HyperArc builds and remembers robust descriptions of the changes and query results at every step, allowing for more accurate retrieval and context with few shot prompting. These descriptions go beyond a simple labels and describe changes, trends, and data of interest and gives users an opportunity to further prompt or add their own external knowledge — annotating down to a specific row of data. Now, each HyperArc customer has a vast domain specific corpus to augment SQL generation — via the intermediate ArcQL form to retain interactivity for second order questions.
Multi Memory NLQ
Lets see what memories can do for NLQ in HyperArc. Along with a handful of explorations on the product dataset, we’ve also labeled a couple of memories with different segmentations as Group A and Group B. These groups are external knowledge and can’t be documented in traditional BI.

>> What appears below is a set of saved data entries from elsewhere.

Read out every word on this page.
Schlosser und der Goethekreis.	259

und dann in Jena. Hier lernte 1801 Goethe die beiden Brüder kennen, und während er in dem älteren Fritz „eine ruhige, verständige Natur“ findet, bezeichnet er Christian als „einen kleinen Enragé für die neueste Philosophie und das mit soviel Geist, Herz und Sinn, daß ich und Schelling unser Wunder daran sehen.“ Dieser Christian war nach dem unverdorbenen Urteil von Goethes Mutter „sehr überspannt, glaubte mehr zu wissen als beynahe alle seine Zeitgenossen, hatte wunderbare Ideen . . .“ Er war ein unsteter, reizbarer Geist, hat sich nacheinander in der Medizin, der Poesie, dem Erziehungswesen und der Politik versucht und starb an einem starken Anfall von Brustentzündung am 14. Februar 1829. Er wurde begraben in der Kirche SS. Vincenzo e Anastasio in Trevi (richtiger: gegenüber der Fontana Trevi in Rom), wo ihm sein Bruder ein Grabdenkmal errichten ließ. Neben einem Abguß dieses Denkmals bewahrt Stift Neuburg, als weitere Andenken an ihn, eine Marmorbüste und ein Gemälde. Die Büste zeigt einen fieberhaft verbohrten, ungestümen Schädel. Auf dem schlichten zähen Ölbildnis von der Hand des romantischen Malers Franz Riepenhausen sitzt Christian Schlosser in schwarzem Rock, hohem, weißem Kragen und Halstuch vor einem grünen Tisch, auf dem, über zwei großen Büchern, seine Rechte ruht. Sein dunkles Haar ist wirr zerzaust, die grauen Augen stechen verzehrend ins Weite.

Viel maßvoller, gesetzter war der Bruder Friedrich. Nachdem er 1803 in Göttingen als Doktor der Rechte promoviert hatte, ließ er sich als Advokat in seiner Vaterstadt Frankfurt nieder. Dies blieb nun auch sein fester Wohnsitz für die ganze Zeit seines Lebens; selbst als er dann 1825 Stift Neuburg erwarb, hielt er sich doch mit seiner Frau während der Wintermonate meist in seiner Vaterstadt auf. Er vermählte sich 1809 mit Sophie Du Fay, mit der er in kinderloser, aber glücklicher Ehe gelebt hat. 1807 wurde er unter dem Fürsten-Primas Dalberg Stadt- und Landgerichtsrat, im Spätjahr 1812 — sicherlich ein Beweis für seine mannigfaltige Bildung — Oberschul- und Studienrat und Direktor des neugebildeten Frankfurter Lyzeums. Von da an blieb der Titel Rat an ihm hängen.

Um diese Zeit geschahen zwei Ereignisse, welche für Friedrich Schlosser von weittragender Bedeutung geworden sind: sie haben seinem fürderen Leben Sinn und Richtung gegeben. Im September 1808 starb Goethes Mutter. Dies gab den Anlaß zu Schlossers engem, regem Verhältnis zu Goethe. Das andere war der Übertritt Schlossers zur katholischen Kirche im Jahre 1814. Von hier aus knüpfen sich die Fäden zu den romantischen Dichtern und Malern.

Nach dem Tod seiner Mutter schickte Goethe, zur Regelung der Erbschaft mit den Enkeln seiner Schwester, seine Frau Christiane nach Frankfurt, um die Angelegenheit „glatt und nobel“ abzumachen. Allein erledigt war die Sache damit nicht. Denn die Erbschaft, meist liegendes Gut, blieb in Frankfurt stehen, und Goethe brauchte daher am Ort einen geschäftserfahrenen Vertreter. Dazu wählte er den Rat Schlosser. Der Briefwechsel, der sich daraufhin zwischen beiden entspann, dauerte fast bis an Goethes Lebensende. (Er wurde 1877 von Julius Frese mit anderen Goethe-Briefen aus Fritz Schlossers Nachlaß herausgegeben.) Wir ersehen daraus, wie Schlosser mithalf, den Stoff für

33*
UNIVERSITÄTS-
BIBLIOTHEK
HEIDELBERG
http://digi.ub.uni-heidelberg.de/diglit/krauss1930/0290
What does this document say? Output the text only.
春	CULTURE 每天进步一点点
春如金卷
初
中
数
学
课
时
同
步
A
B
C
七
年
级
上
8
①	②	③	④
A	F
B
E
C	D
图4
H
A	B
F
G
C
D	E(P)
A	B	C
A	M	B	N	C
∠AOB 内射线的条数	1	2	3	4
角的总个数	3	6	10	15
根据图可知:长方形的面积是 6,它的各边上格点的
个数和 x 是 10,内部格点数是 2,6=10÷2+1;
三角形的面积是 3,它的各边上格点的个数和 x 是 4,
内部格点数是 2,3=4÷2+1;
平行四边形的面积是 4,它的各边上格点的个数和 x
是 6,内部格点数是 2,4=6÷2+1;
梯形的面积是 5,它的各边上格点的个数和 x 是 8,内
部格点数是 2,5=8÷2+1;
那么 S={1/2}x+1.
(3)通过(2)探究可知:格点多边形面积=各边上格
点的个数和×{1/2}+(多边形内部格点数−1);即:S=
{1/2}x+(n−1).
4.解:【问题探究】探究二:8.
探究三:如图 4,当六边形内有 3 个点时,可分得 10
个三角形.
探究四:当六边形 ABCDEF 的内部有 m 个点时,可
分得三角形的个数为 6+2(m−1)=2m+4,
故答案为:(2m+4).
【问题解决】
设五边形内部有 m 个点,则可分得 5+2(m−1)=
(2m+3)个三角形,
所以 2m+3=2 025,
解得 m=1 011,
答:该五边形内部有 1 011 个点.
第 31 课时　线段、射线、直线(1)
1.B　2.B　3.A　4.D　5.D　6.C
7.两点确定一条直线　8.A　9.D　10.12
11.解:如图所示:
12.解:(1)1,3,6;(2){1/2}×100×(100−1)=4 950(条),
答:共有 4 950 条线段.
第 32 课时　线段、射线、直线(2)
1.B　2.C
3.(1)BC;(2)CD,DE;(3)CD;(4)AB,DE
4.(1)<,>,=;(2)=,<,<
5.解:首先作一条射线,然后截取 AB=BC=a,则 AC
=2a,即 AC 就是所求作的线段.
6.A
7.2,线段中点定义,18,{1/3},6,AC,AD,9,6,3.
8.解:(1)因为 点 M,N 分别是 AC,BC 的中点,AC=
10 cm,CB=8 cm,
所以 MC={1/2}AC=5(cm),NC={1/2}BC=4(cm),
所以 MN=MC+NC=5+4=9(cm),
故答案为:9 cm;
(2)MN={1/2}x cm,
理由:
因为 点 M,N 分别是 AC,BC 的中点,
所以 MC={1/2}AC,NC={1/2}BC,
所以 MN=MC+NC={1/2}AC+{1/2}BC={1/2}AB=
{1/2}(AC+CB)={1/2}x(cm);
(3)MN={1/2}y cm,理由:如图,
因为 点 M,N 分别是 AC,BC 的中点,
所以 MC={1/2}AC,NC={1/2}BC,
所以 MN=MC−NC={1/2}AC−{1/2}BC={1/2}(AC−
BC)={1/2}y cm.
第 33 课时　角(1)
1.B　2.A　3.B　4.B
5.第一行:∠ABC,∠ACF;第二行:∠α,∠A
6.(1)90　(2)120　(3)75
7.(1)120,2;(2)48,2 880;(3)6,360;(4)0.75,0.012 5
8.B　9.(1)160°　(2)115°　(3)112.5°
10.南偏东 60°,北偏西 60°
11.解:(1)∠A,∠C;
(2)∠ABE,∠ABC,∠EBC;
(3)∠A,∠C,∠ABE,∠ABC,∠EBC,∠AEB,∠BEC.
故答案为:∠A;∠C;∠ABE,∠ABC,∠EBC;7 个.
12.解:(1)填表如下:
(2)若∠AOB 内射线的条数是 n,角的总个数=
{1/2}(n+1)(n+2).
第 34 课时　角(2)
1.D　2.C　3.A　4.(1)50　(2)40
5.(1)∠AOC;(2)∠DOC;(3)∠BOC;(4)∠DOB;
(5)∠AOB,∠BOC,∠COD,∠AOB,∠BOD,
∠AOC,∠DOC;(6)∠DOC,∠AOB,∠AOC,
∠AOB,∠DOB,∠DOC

When we ask for “percentage of ltv to annual income for group a compared to group b by product”, were able to build an initial answer using and citing multiple memories including those defining the two groups.
The HyperGraph Answer is able to summarize the segmentation for Group A vs Group B and note what is not present in the cited memories but is required to complete the query: “without the average annual income for each group, we cannot calculate the percentage of LTV to annual income.”
When a user clicks Continue Exploration, this answer becomes our execution plan for NLQ and aligns with Spider 2.0’s observation that a “reference plan can significantly improve SQL generation performance”. With the plan and memories as highly relevant few shot examples, were able to translate language to non-trivial visualizations such as this ad-hoc segmentation of Group A vs Group B and formula for LTV to Annual Income.
One discrepancy is the Spider 2.0 paper notes “few-shot prompting has little impact on performance” hypothesizing “this may be due to the gap between the simplistic text-to-SQL pre-training data used with LLMs and the complexity of the fewshot examples”. We’ve noted the opposite as memories used in fewshot prompting has dramatically improved the relevance of our in flow Suggestions, Answers, and Continue Exploration queries. Maybe the differences can be explained by more contextual and relevant memories available for retrieval or our deeper summarizations of memories relative to the rest of the memory graph. We’re eager to understand this better, but give HyperArc a try and let us know your hypothesis.